"Insolvenza": la parola che nessuno vuol pronunciare

"Insolvenza": la parola che nessuno vuol pronunciare
Roma - La newsletter arriva dagli Stati Uniti e - per la prima volta - prospetta l’eventualità che la crisi di liquidità sul mercato del credito possa trasformarsi in «crisi di insolvenza»: parola che nessuno vuole pronunciare. L’analisi parte dal presupposto che banche e assicurazioni gestiscono le operazioni di finanza derivata fuori dai bilanci. In tal caso, per far fronte alle obbligazioni assunte, devono perdere fondi e credibilità.
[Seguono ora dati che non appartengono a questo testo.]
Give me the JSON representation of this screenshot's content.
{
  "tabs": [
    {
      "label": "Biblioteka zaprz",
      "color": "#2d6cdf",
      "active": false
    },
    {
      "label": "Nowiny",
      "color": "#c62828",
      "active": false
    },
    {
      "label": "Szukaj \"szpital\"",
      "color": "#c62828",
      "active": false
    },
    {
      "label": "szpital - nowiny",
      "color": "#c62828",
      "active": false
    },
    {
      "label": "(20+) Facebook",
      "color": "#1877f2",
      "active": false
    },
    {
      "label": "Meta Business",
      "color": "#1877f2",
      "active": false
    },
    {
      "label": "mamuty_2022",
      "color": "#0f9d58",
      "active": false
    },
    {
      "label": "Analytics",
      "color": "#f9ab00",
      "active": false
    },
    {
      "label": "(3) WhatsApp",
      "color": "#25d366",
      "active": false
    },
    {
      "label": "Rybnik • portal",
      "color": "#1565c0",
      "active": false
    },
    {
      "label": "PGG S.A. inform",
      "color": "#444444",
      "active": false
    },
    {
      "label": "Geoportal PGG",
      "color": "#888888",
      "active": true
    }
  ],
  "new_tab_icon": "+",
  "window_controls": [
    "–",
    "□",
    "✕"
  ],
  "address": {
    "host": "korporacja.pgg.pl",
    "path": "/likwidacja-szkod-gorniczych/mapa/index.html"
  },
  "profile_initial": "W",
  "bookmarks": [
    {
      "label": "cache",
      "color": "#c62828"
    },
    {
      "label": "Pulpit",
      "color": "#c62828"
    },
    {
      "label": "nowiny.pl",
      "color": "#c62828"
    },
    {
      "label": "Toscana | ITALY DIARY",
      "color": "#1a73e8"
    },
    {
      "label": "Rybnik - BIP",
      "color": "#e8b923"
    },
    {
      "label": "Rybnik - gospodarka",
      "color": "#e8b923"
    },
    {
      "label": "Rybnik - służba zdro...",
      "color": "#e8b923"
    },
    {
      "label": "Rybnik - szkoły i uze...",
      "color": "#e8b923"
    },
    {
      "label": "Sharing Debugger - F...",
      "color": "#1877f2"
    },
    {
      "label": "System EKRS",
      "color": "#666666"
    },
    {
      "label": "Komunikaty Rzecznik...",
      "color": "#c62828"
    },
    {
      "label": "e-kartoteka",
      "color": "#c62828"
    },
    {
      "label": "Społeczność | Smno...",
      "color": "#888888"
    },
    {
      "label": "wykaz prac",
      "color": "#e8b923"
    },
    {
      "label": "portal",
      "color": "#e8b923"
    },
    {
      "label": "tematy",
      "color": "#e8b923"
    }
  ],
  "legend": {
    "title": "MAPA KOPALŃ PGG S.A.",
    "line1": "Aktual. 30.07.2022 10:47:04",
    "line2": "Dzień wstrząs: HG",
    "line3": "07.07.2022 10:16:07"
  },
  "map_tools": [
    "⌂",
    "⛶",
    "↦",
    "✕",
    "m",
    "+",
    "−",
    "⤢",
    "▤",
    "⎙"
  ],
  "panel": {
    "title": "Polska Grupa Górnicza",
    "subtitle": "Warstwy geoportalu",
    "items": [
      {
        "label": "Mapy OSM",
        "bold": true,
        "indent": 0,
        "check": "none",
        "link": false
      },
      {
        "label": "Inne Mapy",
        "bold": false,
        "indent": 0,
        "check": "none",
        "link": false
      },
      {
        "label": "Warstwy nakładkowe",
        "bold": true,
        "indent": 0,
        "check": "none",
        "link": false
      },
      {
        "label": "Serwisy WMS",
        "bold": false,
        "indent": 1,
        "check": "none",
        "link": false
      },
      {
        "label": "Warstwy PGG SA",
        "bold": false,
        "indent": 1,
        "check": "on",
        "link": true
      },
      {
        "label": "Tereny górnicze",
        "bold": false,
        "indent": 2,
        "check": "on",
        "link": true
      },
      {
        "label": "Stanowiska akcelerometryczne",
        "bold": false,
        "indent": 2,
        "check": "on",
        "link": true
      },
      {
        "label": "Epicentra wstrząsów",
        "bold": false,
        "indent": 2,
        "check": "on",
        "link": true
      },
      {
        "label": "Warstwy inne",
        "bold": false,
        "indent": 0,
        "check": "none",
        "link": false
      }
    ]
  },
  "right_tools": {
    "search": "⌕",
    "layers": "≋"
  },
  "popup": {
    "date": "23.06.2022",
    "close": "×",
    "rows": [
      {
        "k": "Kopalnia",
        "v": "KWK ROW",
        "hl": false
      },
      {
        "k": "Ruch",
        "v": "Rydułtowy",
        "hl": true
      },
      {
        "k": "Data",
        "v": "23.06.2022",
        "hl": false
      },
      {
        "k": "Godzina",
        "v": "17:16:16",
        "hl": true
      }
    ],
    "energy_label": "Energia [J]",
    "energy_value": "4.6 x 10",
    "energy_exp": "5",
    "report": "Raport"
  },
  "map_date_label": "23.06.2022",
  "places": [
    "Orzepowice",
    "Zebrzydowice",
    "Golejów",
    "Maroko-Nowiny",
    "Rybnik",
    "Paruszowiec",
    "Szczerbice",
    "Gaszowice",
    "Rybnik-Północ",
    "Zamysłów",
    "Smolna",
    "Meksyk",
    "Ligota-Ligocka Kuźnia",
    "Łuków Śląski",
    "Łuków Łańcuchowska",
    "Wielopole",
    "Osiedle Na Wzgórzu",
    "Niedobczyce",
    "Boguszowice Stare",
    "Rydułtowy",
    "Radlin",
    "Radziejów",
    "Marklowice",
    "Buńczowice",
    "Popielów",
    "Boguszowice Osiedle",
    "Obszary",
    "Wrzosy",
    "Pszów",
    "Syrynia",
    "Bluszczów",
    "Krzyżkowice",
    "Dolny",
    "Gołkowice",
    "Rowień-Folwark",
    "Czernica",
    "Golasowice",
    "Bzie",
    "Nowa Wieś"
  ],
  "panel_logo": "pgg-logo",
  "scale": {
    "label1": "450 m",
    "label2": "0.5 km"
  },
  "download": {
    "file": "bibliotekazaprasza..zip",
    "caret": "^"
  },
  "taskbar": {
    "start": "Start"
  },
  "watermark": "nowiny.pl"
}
Possono anche portare in bilancio le perdite registrate con la finanza derivata. Ma in tal caso, non sarebbero più in grado di rispettare i ratios (i requisiti) patrimoniali richiesti dalle diverse autorità di controllo. Per tornare a rispettarli dovrebbero ricapitalizzare.
E qui arriva il problema di insolvenza.

Se il mercato del credito ha poca liquidità, banche e assicurazioni chiamate a ricapitalizzare per aver portato in bilancio le perdite sui derivati, potrebbero correre il rischio di trovarsi in condizioni di insolvenza.

A quel punto la crisi assumerebbe portata ben diversa e ben più grave. Per queste ragioni, «insolvenza» è diventata la parola che nessun banchiere centrale vuole ora pronunciare; ma che inizia a echeggiare.